她驚訝得說不出話來,想問為什麼,又知道自己問了也是多餘。
有些事情,如果北堂漠願意告訴她,就自然會說,不願意告訴她,怎麼問都沒用。
懷中的人竟然變得老實起來,北堂漠的心尖兒一軟,一雙大掌在她的背部探索。
他還記得第一次要她時的感覺,其實他也沒有實戰經驗,又急又笨的按照本能要了她,一次還不夠。
從那之後,他就一直想著那個翻來覆去的夜晚。
他總以為會有個合適的時間,再好好地跟她纏綿一晚,現在看來,還得等好久好久。
北堂漠的大掌開始越來越不規矩,他翻個身,將她壓在身下,小心翼翼地不碰到她的肚子。
她驚恐未定,果然,因為擔心他難受而讓他抱著的決定真的是錯誤至極啊!
“我輕點兒。”他似在徵求她的同意,“不會放進去。
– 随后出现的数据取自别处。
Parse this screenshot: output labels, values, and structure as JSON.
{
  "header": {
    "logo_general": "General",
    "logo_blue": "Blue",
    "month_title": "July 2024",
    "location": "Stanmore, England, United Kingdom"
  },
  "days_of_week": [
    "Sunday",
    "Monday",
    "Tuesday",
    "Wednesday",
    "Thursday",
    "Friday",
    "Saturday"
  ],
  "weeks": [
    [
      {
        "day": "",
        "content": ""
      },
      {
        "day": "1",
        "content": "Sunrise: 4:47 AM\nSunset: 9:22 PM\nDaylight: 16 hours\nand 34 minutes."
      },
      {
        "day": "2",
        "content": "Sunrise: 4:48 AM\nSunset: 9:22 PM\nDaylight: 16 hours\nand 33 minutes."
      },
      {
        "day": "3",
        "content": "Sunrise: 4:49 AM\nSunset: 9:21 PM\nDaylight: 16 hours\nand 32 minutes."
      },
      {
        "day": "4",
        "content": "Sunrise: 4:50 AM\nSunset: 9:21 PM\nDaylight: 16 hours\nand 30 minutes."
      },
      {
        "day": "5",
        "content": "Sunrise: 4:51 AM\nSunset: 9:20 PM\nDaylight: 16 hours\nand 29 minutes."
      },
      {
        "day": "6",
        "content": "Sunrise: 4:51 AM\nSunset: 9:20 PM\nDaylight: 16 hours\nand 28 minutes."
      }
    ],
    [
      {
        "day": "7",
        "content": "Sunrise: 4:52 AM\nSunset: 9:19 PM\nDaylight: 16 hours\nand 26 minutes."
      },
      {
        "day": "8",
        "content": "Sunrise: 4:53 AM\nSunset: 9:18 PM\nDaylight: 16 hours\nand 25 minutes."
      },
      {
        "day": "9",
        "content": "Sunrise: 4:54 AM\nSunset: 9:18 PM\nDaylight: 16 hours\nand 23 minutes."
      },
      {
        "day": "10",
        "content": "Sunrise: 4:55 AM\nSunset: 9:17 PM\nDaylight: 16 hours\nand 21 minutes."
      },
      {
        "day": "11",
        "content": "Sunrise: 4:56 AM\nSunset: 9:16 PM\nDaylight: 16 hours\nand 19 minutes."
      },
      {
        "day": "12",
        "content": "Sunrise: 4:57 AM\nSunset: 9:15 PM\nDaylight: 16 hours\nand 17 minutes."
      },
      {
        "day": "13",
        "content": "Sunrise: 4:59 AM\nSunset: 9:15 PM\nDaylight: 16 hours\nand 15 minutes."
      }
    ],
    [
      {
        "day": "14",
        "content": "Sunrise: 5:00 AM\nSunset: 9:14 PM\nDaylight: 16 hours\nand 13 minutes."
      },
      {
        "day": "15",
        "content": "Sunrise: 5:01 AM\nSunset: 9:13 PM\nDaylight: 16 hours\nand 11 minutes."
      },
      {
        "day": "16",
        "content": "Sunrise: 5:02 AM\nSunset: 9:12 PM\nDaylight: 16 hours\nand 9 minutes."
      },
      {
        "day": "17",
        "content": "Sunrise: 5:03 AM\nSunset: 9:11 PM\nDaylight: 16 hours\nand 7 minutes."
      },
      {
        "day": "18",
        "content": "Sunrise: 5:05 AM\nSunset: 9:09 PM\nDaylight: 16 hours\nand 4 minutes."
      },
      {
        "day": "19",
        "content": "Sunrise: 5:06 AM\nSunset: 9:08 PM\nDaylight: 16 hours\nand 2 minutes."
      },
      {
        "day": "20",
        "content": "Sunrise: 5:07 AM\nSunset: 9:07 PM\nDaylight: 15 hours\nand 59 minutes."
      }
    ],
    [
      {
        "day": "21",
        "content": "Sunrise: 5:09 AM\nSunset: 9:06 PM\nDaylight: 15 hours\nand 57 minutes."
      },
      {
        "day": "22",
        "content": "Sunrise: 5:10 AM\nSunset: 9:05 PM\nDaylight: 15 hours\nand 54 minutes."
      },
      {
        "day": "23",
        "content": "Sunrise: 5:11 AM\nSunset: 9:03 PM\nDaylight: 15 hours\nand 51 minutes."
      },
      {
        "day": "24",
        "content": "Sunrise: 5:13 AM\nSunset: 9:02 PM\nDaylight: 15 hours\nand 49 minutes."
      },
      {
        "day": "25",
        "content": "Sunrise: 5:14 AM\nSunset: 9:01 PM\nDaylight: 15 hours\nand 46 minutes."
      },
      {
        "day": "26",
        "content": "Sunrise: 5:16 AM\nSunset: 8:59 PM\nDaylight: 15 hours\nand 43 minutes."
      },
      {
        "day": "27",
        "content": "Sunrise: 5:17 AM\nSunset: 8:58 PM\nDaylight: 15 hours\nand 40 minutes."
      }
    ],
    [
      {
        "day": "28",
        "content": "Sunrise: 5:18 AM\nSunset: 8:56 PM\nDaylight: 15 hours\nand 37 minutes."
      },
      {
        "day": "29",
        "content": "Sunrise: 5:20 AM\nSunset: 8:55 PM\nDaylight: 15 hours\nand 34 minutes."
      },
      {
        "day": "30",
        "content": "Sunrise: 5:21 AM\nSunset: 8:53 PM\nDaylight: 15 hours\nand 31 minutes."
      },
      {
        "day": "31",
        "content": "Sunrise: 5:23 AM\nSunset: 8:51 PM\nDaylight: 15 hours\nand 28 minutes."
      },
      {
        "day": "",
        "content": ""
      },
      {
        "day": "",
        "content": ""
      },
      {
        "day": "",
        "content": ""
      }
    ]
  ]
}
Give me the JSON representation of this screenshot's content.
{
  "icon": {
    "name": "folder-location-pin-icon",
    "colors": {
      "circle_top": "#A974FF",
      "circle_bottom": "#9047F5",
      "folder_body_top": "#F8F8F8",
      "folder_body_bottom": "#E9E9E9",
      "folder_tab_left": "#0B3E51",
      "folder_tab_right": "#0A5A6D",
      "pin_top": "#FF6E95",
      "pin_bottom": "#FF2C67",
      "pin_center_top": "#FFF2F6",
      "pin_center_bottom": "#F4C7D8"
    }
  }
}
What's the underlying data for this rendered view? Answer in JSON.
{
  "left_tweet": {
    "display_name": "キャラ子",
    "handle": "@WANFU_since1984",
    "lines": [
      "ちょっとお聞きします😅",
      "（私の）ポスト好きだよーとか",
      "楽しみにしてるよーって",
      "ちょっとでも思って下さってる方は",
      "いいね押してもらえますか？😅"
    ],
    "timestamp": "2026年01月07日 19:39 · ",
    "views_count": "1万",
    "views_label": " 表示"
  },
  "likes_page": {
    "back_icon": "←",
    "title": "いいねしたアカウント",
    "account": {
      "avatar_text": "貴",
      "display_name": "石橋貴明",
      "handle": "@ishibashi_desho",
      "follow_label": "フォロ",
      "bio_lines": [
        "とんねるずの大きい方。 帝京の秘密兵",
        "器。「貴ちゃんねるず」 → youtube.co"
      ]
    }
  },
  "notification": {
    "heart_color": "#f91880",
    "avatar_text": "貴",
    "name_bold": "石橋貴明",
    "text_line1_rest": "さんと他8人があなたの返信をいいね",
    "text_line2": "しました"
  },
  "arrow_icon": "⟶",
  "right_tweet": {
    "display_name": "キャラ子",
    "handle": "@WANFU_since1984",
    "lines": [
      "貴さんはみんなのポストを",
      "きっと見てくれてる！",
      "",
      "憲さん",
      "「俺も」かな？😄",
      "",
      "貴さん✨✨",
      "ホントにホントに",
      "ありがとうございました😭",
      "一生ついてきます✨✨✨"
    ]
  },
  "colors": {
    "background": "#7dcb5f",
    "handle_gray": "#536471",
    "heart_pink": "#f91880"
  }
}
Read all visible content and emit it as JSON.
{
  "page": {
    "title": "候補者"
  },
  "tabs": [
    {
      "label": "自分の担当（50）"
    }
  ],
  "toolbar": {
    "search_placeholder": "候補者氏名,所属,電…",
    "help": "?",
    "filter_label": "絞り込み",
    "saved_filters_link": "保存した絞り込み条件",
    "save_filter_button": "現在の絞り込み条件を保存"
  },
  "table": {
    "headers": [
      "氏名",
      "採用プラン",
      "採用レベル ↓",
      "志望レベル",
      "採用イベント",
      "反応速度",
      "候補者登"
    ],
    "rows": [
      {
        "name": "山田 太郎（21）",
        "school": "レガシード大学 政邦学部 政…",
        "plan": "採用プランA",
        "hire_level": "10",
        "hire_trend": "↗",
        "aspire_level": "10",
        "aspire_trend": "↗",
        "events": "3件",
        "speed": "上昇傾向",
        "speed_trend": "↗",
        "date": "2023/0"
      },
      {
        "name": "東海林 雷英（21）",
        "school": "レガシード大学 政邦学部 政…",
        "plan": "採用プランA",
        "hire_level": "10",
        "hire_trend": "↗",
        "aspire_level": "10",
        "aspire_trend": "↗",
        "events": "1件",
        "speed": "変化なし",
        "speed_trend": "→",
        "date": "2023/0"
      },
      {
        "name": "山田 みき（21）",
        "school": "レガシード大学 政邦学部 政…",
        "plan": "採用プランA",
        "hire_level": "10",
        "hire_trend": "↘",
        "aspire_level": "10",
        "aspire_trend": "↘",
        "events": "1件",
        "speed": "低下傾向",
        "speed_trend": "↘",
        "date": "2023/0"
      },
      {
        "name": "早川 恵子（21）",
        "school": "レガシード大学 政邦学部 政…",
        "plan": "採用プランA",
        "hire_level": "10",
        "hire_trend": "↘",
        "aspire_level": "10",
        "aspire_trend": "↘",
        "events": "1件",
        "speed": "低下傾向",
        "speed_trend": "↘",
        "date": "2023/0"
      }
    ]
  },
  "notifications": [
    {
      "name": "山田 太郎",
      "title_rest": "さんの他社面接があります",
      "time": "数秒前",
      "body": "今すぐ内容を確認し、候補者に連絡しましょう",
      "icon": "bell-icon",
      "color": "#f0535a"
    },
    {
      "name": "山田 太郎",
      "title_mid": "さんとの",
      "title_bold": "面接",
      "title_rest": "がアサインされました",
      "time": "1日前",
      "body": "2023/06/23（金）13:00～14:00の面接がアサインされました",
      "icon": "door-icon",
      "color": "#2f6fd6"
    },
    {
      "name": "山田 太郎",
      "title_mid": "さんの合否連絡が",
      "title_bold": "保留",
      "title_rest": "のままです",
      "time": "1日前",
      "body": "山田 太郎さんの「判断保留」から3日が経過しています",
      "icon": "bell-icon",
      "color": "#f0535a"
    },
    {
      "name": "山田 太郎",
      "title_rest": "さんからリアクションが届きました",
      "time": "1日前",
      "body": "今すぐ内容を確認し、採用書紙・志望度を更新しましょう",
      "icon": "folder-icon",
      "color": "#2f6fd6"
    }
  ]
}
”
“”
真的已經憋死他了!
他一隻手在她的身上移動,另一隻手在解自己的束縛,淺吻落在她的額間,再到眼睛,接著是鼻子,最後才是唇。
他就像是捧著一個珍貴的物件,不敢碰壞她,連吻都不敢太深。
她呆呆地看著他,並不是沒有反應過來,只是腦子裡竟然完全沒有推開的想法。
尤其是,隨著他動作一步一步的深入,她竟然想到那唯一和男人有過一晚的身體契合。
那天晚上,她很困,也不知道自己究竟是吃的感冒藥還是安眠藥,眼睛都迷迷糊糊地睜不開。
壓在她身上的人也是像北堂漠這樣,有緊張,有興奮,有衝動,將她小心地憐惜著,卻又不顧忌她的害怕和疼痛,讓她完成了從女生到女人的蛻變。
當他的手觸及到她的一級敏部感位時,她的渾身輕顫了下。
這個感觸、這份力道,竟然和那天晚上都有著驚人的相似!
她再也想不到要反抗了,身體被動地反應要她接受,而思緒已然將他和那天晚上的那個男人疊加在一起。
怎麼會有這個錯覺?
難道男人在這種時候,都是一樣的嗎?
怎麼可能呢!
身下的人沒有拒絕,北堂漠更加是心曠神怡,他不再逃避自己最原始的反應,擁著她的腰往上輕輕一提,吻住她如玉的貝耳。
她輕呼了聲,輕盈的聲音落在他的耳裡,是這世間最動人的天籟。
他迫不及待地想要跟她像那晚一樣,聽見她動聽嬌的喘,索要她的一切。
“歡兒。”他嘆息著呢喃出口,“你是我的!”
她不適應地想要脫離他的掌控,還來不及動,他的吻就向下移,吻住她的脖頸。
不同於吻唇時的感覺,當他的唇落在她脖頸的時候,她渾身輕輕一顫,內心竟然有一股火熱的什麼在奔騰遊走,身子一軟,就又一次被他牢牢地掌控。
他喜歡她身體的誠實,他們可都是成年人了,如果還排斥男女之間的親近,不就奇怪了嗎?
他的唇角勾起一抹邪笑,推高她的衣服,薄唇繼續向下移。
這會兒,她的理智在瘋狂地叫囂。
尤其是感覺到兩人不知道什麼時候已經沒有了衣服的束縛,他的“老二”正頂住她的大腿。
他控制著自己,不要傷害到她肚子裡的孩子,她腿上的肉很軟,很滑,勉強將就著宣洩,比一直將火悶在心裡好多了。
他動的頻率漸漸加快,而她還在將第一晚的男人和此刻的他納悶對比,被他接連的動作驚得回神,而他的“老二”,為什麼也讓她感覺那麼熟悉呢?
那天晚上跟她在一起的男人,該不會就是他吧?
天哪!
她瘋了嗎?
怎麼會有這麼驚悚的想法?
在那之前,她根本認都不認識他啊!
而且,那天她醒來的時候,分明是躺在自己房間的床上,怎麼可能變成北堂漠呢?
不可能!
絕對不可能!
決定速戰速決的北堂漠並沒有做得太過分,在他正想著是該去廁所自己把最後一步解決還是就這樣發洩出來時,就已經發現許今歡有開始要反抗的趨勢。“北堂”
就在這時,他一著急,直接扼住她的手腕,速度更加加快,一股溫熱的液體噴灑出來,落在她的腿窩間。
許今歡的頭皮一麻,順著往下看,看見那一小團東西,瞬間就尖叫起來:“北堂漠!你這個瘋子!